El duende de la fogata

Cuento de Graciela Falbo


Estoy aburrida —protestó Elisa.
Hacía tres días que ella, Santi y Lautaro, sus dos hermanos, estaban en la casa de la abuela, que quedaba en las afueras de la ciudad. Elisa extrañaba sus programas de televisión. Nicanor, el jardinero, la escuchó y dijo:
—En este lugar hay cosas más misteriosas que un televisor.
Los chicos lo miraron extrañados. ¿De qué estaba hablando?
—Del duende de la fogata —dijo Nicanor.
—¡Bah! ¡No creo en duendes! —se burló Elisa.
Nicanor no contestó. Fue hacia el fondo de la casa y se puso a juntar ramitas. Los chicos lo siguieron entre los árboles. No juntaba cualquier ramita seca, recorría el terreno eligiendo cuidadosamente cada cosa que iba a poner a quemar: un nido abandonado, unas pepitas de eucalipto, unas ramas de pino, unas hojas verdes del limón.
—Para que aparezca hay que hacer un fuego especial —dijo. Por fin lo encendió. Las llamas crepitaron y las hojas verdes empezaron a estallar como cohetes de Navidad. Una gran fogata.
—¿Y el duende? —preguntó Santi.
—¿Y el duende? —repitió una voz.
—¿Quién fue? —preguntó Lautaro.
Había escuchado claramente la voz a su espalda, pero al darse vuelta no vio a nadie.
—¡Fuiste vos! —repitió la voz que ahora parecía salir de detrás de la fogata.
—Y ahora... ¿quién dijo “Fuiste vos”? —preguntó Lautaro mirando a Santi de reojo.
—¡Yo, no fui! —se defendió Santi sorprendido.
—Yo. —dijo la voz, que ahora venía desde el limonero. La voz cambiaba de lugar. Parecía volar de aquí para allá. Burlona, se había puesto a imitar el cantar de los pájaros, el crujir de las hojas, el silbido del viento.
—¡Ahí lo tienen, el duende de la fogata! —dijo Nicanor.

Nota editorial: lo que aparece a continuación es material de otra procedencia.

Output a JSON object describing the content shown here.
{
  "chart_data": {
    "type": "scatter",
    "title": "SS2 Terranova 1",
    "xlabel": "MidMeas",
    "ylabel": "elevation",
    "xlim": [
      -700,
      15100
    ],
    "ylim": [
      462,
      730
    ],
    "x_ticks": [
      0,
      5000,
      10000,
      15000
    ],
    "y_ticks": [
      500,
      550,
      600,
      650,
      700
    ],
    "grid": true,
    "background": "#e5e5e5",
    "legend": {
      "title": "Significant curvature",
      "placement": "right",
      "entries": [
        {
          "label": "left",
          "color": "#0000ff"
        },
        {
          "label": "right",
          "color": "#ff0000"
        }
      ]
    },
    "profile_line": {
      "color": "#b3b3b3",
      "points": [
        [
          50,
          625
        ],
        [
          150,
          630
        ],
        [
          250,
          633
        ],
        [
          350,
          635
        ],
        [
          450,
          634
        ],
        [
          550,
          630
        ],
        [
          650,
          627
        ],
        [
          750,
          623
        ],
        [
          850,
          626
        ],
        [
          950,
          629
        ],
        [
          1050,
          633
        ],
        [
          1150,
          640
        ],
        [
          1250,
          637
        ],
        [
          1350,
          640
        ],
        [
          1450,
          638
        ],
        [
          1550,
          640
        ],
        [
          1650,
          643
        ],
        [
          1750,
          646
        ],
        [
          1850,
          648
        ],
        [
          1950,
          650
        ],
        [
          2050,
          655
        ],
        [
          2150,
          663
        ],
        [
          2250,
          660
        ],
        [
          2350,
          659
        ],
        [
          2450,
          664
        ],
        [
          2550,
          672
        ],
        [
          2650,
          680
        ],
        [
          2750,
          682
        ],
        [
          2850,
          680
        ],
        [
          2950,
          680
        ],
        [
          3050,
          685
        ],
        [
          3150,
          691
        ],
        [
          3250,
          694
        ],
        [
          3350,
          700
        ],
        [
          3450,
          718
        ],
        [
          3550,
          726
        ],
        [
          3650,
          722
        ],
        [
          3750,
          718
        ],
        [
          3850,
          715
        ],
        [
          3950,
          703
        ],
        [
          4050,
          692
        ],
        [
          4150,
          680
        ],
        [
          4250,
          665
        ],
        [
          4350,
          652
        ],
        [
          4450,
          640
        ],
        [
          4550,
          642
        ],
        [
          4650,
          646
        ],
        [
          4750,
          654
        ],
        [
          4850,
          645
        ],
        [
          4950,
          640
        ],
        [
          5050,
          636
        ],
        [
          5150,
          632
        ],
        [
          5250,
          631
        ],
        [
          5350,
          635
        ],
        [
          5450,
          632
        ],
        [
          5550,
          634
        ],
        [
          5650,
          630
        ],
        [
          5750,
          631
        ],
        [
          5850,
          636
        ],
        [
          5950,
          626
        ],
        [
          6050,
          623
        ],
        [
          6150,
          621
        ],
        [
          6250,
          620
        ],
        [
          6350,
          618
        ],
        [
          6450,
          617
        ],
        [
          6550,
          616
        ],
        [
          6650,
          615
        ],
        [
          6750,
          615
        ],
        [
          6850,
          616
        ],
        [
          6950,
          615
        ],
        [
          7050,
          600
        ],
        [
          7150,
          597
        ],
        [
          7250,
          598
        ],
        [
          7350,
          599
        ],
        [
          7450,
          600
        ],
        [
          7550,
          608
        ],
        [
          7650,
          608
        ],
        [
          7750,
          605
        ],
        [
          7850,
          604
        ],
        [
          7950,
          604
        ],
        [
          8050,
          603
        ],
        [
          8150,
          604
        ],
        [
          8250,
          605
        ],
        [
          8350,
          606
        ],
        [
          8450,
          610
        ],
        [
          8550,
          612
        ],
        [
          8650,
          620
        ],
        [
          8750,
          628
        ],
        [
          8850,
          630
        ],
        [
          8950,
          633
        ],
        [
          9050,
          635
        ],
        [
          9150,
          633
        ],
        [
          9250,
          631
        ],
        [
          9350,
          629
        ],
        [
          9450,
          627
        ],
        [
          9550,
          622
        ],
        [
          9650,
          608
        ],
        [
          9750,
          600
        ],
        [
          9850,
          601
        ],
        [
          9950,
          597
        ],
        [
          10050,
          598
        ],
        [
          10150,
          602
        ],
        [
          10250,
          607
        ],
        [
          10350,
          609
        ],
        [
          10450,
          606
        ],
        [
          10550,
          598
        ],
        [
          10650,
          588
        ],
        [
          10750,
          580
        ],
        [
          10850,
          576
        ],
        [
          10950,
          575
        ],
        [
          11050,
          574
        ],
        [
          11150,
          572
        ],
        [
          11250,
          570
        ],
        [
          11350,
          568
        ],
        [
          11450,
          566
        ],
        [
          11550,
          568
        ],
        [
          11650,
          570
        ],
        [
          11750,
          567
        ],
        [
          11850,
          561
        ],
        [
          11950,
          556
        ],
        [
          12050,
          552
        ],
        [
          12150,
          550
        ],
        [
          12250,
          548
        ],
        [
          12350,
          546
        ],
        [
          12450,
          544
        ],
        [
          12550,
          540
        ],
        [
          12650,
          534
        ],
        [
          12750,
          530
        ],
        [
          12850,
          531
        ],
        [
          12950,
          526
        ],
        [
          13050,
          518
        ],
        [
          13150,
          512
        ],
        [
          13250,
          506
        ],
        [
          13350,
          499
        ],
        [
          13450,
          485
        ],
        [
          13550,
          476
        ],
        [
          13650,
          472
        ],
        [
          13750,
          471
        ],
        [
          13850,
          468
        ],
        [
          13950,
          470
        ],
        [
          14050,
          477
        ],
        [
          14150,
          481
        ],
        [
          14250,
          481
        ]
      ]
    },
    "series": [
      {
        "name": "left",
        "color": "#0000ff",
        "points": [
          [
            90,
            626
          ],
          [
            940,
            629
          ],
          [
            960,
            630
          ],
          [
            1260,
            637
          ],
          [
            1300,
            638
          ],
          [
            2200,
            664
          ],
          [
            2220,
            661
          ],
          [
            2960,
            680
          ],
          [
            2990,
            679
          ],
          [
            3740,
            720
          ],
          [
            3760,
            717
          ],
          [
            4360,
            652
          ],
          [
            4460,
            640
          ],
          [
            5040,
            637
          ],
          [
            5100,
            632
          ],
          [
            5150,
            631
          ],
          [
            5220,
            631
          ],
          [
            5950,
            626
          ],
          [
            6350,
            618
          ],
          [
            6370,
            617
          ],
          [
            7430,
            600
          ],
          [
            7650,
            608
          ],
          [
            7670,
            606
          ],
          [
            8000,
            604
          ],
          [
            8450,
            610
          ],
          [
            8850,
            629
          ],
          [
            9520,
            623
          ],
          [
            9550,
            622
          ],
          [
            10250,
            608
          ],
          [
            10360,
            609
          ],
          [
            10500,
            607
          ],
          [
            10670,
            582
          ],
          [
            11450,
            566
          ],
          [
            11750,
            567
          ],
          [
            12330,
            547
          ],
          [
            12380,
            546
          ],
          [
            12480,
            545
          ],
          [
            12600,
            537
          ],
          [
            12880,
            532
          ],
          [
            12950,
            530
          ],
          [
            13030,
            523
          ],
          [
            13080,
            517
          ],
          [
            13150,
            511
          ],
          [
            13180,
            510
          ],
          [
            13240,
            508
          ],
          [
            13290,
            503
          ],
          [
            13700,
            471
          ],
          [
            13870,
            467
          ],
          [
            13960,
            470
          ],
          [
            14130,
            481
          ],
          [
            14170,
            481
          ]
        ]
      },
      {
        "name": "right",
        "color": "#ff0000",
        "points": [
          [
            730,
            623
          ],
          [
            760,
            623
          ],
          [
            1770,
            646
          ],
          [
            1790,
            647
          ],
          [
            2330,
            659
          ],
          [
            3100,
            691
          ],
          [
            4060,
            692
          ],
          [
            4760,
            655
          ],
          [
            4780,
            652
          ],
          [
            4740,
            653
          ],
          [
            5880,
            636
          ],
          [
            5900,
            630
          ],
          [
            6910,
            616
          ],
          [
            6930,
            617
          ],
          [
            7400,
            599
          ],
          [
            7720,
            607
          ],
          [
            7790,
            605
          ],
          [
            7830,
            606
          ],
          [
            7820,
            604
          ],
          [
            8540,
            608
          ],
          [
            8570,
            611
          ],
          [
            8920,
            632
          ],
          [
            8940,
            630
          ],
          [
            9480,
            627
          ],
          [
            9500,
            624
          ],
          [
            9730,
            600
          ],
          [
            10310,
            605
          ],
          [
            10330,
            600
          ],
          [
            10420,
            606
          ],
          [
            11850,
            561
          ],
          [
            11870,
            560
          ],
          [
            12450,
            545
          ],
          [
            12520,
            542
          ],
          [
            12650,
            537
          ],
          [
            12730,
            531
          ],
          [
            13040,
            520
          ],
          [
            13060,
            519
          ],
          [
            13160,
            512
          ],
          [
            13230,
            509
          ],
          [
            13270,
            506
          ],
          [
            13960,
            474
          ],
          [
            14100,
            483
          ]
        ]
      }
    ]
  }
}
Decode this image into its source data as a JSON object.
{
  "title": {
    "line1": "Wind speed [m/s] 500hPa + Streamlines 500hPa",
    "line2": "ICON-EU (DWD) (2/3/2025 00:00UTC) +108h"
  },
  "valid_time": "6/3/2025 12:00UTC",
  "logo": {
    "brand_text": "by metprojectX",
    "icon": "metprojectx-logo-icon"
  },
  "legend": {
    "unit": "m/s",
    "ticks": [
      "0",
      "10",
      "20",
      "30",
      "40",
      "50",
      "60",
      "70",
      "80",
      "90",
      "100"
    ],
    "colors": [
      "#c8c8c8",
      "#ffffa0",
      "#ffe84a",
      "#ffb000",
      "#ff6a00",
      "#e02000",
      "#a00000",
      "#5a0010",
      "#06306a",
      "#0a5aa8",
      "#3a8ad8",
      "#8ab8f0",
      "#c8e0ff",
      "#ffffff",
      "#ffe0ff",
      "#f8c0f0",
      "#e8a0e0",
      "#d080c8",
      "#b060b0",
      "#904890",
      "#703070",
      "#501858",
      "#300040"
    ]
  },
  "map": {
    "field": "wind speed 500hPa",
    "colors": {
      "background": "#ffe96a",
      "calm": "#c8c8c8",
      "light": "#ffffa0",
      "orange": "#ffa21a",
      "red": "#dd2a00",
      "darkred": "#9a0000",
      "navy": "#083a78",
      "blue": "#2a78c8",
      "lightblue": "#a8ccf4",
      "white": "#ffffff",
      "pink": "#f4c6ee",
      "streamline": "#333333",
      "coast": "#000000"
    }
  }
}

—Los duendes no existen —replicó una voz que parecía la voz de Elisa. Pero Elisa estaba muda, miraba hacia las cañas de donde había salido esa voz igual a la suya. De pronto vio algo verde moviéndose entre las hojas de las cañas.
—¡Miren eso! —exclamó Elisa.
Pero cuando miraron no vieron nada.
—¡Miren! —chilló burlona la voz, que ahora venia de entre unas matas a espaldas de la chica. Y ahora sí, todos vieron un cuerpito verde asomando entre las ramas. En ese momento alguien gritó:
—¡Perico! ¡Sirvergüenza! ¡Por fin te encuentro!
Era la abuela, que venía de la casa.
—¡Cada vez que olvido la puerta abierta, este loro se me escapa! —protestaba.
—¡Perico! ¡Sirvergüenza! —repitió la voz. Y el loro fue volando hasta la mano tendida de la abuela.
—¡Este era el famoso duende de la fogata! —se burló Elisa. Los chicos se rieron aliviados. Después se fueron todos.
Nicanor se quedó mirando el fuego que se empezaba a apagar despacio. Al rato apenas había unas brasas. Entonces Nicanor escuchó una carcajada.
—Los duendes no existen —dijo en la fogata una voz que parecía el crepitar de las hojas en el fuego. Lo raro era que las hojas verdes ya se habían quemado y ahora había nada más que cenizas.